What about Japan affected you beside the history of the samurai?


You look at that small island of Japan, and when you study the sword, you discover that the samurai sword is the greatest sword ever made in the history of this world. It is a powerful weapon and it is aesthetically superb. They didn't have thermodynamics then, so when they were forging the sword, they'd hold the heat out to the rising or setting sun for temperature, and they knew at that point that it was ready to pound.



How do you view the samurai code of bushido as the film's moral thematic underpinning? (Bushido's values include: truth, courage, honor, sincerity, politeness, courtesy and compassion.)


Those values are very important to me, very important to me, and I think it's important to have in life. I look at the samurai because they were the artists of their time; they were educated. They were educated to be leaders, and to lead, to actually help people, and one of the things that struck me when I read bushido was … compassion. Bushido teaches if there's no one for you to help, you go out and find someone to help. That hit me because I try to lead my life like that. I think it's important, and helping someone and seeing them do better in life is the most gratifying thing in the world.



You committed a lot of time to preparing for The Last Samurai, as you have many of your roles. How was your preparation different this time?


It was a year preparing, not only physically, but it was developing the character. ... But it took that amount of time to prepare. I don't make a film unless I feel that I have that kind of time. Even with Jerry Maguire, with every film I do, there's a lot of preparation. But this movie in particular, because I had to study the American Indian War. I'm an American, I thought I knew a lot about the American Indian Wars, and that time period in our history, and I was blown away at how little I knew. Also, I studied the Japanese history during that time period and a little earlier, and how the country came to that particular moment. Also, I went and revisited the Civil War again for myself, because Algren had lived through that period, and I collected a small library.

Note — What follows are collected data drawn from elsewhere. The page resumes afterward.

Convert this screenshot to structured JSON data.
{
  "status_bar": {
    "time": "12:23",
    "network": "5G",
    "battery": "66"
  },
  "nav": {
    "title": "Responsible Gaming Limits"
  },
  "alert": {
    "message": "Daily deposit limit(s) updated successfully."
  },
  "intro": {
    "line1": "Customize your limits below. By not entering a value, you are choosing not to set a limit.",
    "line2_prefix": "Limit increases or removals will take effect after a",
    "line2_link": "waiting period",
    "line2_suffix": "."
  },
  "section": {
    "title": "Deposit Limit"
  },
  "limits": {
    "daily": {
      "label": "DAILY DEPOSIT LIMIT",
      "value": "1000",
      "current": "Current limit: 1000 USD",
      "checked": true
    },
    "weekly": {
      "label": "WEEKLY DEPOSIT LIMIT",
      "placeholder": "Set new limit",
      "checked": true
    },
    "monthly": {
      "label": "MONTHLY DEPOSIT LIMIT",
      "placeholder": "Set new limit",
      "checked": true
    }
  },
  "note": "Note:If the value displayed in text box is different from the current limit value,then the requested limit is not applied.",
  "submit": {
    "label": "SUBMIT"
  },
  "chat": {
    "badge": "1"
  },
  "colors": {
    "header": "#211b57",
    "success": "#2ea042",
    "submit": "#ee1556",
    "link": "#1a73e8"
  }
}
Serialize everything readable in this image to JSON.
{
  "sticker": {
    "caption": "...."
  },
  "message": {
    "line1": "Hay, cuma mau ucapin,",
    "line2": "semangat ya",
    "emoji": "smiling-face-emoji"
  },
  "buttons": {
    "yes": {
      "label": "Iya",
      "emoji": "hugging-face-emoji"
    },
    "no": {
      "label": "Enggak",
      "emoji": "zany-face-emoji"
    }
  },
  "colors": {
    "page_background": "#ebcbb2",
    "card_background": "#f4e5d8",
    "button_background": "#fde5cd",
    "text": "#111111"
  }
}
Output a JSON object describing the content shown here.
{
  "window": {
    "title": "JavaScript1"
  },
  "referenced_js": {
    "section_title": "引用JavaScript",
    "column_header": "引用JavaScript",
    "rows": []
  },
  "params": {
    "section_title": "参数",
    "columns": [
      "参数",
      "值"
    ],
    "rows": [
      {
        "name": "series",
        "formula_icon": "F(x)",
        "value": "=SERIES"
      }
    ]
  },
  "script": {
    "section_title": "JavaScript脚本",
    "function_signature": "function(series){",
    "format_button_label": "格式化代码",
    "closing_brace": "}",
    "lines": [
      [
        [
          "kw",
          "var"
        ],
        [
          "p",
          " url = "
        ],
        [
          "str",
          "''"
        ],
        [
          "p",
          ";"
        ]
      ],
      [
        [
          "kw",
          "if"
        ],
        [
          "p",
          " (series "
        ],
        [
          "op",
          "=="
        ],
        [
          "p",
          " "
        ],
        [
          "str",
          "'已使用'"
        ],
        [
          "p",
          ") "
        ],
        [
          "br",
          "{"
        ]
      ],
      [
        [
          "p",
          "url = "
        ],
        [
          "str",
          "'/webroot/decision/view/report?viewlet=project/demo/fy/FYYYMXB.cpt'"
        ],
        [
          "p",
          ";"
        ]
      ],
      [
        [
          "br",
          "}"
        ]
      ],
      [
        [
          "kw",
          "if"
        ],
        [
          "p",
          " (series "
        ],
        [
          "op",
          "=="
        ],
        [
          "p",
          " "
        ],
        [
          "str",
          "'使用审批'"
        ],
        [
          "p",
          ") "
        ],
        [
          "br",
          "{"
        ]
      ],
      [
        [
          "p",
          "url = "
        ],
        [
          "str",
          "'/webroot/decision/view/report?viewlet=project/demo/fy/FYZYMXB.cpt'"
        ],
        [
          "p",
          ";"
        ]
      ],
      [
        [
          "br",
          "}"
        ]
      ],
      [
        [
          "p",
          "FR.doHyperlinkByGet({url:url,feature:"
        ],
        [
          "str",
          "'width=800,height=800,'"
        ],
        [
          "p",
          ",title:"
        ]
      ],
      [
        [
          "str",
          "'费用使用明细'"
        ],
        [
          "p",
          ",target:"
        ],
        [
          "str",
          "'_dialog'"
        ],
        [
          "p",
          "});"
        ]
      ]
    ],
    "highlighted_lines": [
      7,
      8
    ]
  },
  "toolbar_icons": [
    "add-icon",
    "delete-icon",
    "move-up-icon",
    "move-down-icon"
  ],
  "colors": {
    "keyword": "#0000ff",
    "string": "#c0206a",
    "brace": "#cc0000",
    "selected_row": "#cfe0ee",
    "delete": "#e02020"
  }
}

So I needed that kind of time to absorb the film, and to work with Ed and Marshall [Herskovitz, producer-screenwriter]. ... When I work on something, I'm in that fortunate position, and I remember as a young actor, I thought,
I'm used to hard work and I can bus tables, I can wait on tables, and I've never made a film that I didn't believe in. However the picture turns out, I've always given everything to it. That's kind of how I approach life. I can't help it; there's no partway with me on anything or in any area of my life, really.